Cameron is more careful discussing McConnell, in part because the senator has detractors in both parties these days.

“Leader McConnell’s been very helpful,” Cameron said, before quickly noting the same about the other, more Trump-friendly members of the Kentucky congressional delegation.

Cameron won the gubernatorial nomination this spring in part because he enjoyed Trump’s support. They became friendly during Trump’s presidency and Cameron spoke at the 2020 Republican convention.

Yet busy with his own campaign, trials and tee times, the former president has not come to Kentucky to rally support for Cameron this fall. Trump doesn’t like betting on potential losers and he no doubt recalls appearing in Lexington for Bevin in 2019 the night before the governor lost.

As for well-known surrogates, the one Beshear will be seen with happens to share his last name.
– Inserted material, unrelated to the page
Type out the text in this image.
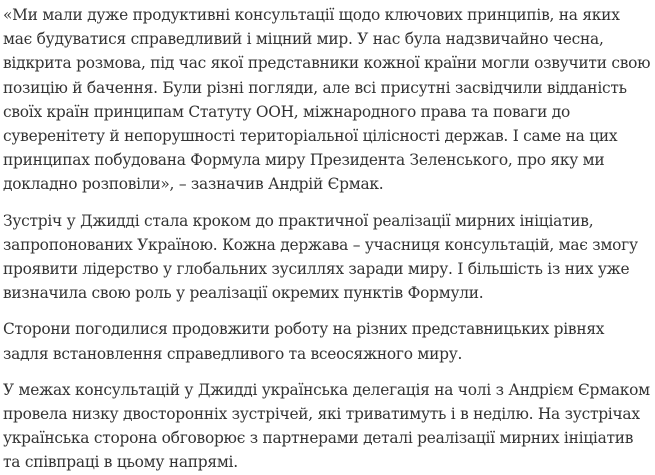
«Ми мали дуже продуктивні консультації щодо ключових принципів, на яких має будуватися справедливий і міцний мир. У нас була надзвичайно чесна, відкрита розмова, під час якої представники кожної країни могли озвучити свою позицію й бачення. Були різні погляди, але всі присутні засвідчили відданість своїх країн принципам Статуту ООН, міжнародного права та поваги до суверенітету й непорушності територіальної цілісності держав. І саме на цих принципах побудована Формула миру Президента Зеленського, про яку ми докладно розповіли», – зазначив Андрій Єрмак.

Зустріч у Джидді стала кроком до практичної реалізації мирних ініціатив, запропонованих Україною. Кожна держава – учасниця консультацій, має змогу проявити лідерство у глобальних зусиллях заради миру. І більшість із них уже визначила свою роль у реалізації окремих пунктів Формули.

Сторони погодилися продовжити роботу на різних представницьких рівнях задля встановлення справедливого та всеосяжного миру.

У межах консультацій у Джидді українська делегація на чолі з Андрієм Єрмаком провела низку двосторонніх зустрічей, які триватимуть і в неділю. На зустрічах українська сторона обговорює з партнерами деталі реалізації мирних ініціатив та співпраці в цьому напрямі.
Steve Beshear was a two-term governor, from 2007 to 2015, a job he likely never would have claimed had he beaten McConnell for the Senate in 1996. Neither has forgotten that race and this contest has become something of a proxy between the two old pols. (In his Fancy Farm remarks this summer, McConnell said he knew something about beating Beshears, as Andy sat steps away.)

But when I spoke to Steve Beshear in Lexington in October shortly before he introduced his son, I don’t think the twinkle in his eye was only about his son’s prospects for re-election.

“He’s Andy,” said Steve Beshear. “He’s not ‘Governor Beshear’ — he’s Andy to the vast majority of people. And you’re not going to change how they think of him.”

Benjamin Johansen contributed to this report.